Çin'deki komünist rejim, 1999 yılında Falun Dafa'yı yasakladı ve uygulayıcılarına karşı tam bir zulüm başlattı. İnancımdan dolayı tutuklandım ve bir yıl hapis cezasına çarptırıldım. Hapisteyken, herhangi bir yasayı çiğnemediğim ve masum olduğum için suçlulara yönelik kural ve düzenlemeleri reddettim. Tuvaleti veya lavaboyu kullanmama, kimseyle konuşmama izin verilmedi. Her hareketim gardiyanlara rapor edildi. Bir Falun Dafa uygulayıcısı olarak, her zaman nazik olmaya çalıştım ve bana ne kadar kötü davranılırsa davranılsın, her zaman önce başkalarını düşündüm.
Gardiyan bir gün beni ofisine çağırdı. Ofisine adımımı atar atmaz, “Girmeden önce neden izin istemedin; grup sorumlusu sana hapishane kurallarını öğretmedi mi?” diye sordu. Girmek için izin almam gerektiğinin bana söylenmediğini söyledim. Çileden çıktı ve grup sorumlusunu cezalandıracağını söyledi.

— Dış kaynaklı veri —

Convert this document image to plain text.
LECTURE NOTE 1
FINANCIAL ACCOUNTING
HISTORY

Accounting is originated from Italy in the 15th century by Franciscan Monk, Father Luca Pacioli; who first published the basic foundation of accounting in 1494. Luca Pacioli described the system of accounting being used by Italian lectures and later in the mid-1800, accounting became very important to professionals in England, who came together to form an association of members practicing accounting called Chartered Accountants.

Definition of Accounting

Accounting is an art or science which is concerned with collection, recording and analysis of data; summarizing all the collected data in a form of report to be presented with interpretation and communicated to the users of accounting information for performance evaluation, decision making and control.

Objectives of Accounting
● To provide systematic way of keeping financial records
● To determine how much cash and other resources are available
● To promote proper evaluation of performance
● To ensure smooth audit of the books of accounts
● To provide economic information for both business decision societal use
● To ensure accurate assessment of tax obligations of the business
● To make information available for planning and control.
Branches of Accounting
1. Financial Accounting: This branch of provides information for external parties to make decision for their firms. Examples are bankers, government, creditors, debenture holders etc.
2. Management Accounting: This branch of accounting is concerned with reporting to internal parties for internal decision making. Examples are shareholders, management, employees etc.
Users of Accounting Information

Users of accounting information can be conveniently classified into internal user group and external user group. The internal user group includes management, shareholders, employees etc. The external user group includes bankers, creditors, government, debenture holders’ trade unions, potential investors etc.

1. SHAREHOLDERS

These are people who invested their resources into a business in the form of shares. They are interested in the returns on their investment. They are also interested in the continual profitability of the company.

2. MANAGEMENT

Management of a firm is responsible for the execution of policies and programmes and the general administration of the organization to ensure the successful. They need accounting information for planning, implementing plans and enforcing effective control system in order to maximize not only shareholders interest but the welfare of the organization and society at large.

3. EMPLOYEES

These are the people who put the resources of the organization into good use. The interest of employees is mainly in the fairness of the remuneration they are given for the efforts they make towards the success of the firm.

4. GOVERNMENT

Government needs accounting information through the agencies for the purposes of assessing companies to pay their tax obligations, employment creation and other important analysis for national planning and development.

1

Grup sorumlusunun cezalandırmamasını istedim. Sonra, bana söylense bile bunu zaten yapmayacağımı, çünkü kuralların Dafa uygulayıcıları için geçerli olmaması gerektiğini açıkladım. Şaşırtıcı bir şekilde, daha fazla sinirlenmedi, bunun yerine güldü ve "Bütün Falun Dafa uygulayıcıları iyi" dedi. Gardiyan o olaydan sonra tavrını değiştirdi ve grup sorumlum bile bana karşı daha iyi oldu.
Çetin hapishane ortamında tutuluyor olmamın beni etkilemesine izin vermedim. Tek dileğim, oradaki tüm önceden belirlenmiş ilişkisi olan varlıkların Dafa'nın iyi olduğunu bilmelerini sağlamaktı. Her zaman iyimserdim ve egzersizlerimi yapmak için her sabah erken kalktım. Gardiyan bana "Umarım egzersizleri yaparken başkalarını uyandırmazsın" dedi. “Merak etme, kimseyi uyandırmaz, etkilemez, aksine faydası olur” dedim. Gardiyan gülümsedi.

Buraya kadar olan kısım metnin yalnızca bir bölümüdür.